Da die Fremdwahrnehmung wiederum, wie oben festgestellt, nur die vereinfachte Wirklichkeit darstellt, und jeglicher Komplexität entsagt, finden sich Bilder und Ideen mit immergleichen Erklärungsmustern und Kausalbehauptungen. Diese vereinfachten Bilder, auch Stereotype genannt – entstanden durch „dramatische Ereignisse der Beziehungsgeschichte[...]“[15] zwischen zwei Völkern – schaffen „tiefstrukturell wirksame Eindrücke, [sowie] langfristige Einstellungen und Erwartungen“[16]. In der deutsch-französischen Beziehung gab es zahlreiche dieser dramatischen Ereignisse, die vor allem im Fußball eine gewisse Rivalität schufen:[17] Der deutsch-französische Krieg, der Erste Weltkrieg, der Zweite Weltkrieg, mit einer zunächst vernichtenden Niederlage für Frankreich 1940, aber auch sportliche Dramen wie das Halbfinale der WM ’82 in Spanien[18], das noch heute in der französischen Öffentlichkeit diskutiert wird. Ereignisse wie diese schufen also Bilder vom Nachbarn[19], denen ob ihrer starken Verkrustung nur schwer beizukommen war und ist, und die, trotz ihrer vereinfachenden Darstellung als allgemeingültige Aussagen betrachtet werden, obgleich sie sich teilweise sogar widersprechen können.[20] Diese „rigid shorthand description of a complex outside world“[21] zeigt, dass die Fremdwahrnehmung respektive die gegenseitige Wahrnehmung zweier Nationen – in unserem Fall zwischen Frankreich und Deutschland - letztlich also immer auch „eine stereotype Wahrnehmung bedeutet“[22].

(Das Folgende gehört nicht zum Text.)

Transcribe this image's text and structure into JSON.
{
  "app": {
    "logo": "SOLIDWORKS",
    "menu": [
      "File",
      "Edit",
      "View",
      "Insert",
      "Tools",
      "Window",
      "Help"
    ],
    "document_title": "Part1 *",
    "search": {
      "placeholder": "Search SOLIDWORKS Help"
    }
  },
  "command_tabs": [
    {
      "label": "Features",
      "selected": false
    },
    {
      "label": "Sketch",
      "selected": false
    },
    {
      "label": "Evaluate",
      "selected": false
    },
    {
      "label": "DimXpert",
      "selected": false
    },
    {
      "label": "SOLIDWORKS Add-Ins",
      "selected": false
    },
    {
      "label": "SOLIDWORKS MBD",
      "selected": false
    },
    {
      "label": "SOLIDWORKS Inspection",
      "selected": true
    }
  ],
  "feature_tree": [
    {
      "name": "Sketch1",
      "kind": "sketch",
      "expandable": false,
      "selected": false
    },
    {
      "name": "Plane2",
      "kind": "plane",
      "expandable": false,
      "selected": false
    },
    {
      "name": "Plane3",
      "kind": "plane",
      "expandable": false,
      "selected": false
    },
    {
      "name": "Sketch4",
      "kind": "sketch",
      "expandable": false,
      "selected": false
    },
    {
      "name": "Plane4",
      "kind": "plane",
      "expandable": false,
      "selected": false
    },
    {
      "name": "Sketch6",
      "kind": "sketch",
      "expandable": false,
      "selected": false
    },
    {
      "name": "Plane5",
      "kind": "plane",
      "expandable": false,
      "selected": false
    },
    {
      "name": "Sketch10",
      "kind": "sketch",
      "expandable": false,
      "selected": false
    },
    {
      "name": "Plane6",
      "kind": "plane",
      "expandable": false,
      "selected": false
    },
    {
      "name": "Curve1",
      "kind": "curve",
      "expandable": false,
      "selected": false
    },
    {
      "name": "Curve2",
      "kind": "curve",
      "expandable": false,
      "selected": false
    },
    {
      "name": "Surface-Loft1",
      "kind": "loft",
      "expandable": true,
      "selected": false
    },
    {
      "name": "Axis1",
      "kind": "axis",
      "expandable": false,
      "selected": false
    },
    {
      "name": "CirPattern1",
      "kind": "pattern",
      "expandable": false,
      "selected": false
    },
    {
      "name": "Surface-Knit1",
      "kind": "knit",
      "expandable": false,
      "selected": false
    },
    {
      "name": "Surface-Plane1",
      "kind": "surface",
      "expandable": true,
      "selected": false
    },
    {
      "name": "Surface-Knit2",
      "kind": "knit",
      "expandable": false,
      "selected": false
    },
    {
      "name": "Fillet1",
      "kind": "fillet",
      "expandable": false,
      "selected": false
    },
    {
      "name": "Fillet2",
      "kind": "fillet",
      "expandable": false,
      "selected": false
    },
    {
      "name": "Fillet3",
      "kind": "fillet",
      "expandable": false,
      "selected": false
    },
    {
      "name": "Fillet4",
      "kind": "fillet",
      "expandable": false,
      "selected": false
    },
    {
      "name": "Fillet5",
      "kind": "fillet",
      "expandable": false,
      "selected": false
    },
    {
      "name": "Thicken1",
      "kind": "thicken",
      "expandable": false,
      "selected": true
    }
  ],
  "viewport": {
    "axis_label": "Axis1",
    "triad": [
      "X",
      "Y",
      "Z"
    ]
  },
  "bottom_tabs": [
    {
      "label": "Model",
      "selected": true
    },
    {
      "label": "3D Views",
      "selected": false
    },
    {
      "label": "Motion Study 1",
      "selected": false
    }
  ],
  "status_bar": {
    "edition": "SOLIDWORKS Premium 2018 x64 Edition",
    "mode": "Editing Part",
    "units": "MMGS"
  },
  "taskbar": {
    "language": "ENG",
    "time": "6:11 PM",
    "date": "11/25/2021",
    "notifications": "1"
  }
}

Stereotype Bilder über fremde Nationen spielen gerade in der Sportberichterstattung eine nicht zu unterschätzende Rolle, so sind nämlich „nationale Images [...] feste Bestandteile der Sportberichterstattung“[23], da sie „trotz ihrer Reduktion und Banalität ein wunderbares Mittel [sind, um Zuschauer und] Leser für Themen zu interessieren“[24].
Die Bilder und Ideen über das Fremde dienen „in ihrer Funktion der Bekräftigung des eigenen (nationalen) Standpunktes und Imagebildes.“[25] Doch woher kommt dieser nationale Standpunkt? Woher kommt das Gefühl der Bevölkerung dieser einen Nation anzugehören, sich mit dieser zu identifizieren? Und warum wird der eigenen National mannschaft bei einer Weltmeisterschaft zugejubelt, und deren Sieg für einen Moment als wichtiger erachtet als das eigene Leben? Was sind also die Kriterien für nationale Identität? Dies soll im folgenden Kapitel erläutert werden.
3. Fußball als Symbol nationaler Identität
Nach Berting und Villain-Gandossi[26] beruht nationale Identität auf vier grundlegenden Kriterien, die sich am Beispiel des Fußballs erläutern lassen, da „le football est devenu l’un des rares symbols fédérateurs –véritables générateurs d’identité nationale“[27].
1. Die Abgrenzung gegenüber anderen Nationen, im Wissen um die Unterschiedlichkeit zwischen der eigenen Nation und allem Fremden.
2. Das Gefühl zur eigenen Nation dazuzugehören und das Zeigen einer gewissen Solidarität zu dieser. Die Stärke des Zugehörigkeitsempfindens und der Solidarität ändert sich von Volk zu Volk und kann von Generation zu Generation stark differieren.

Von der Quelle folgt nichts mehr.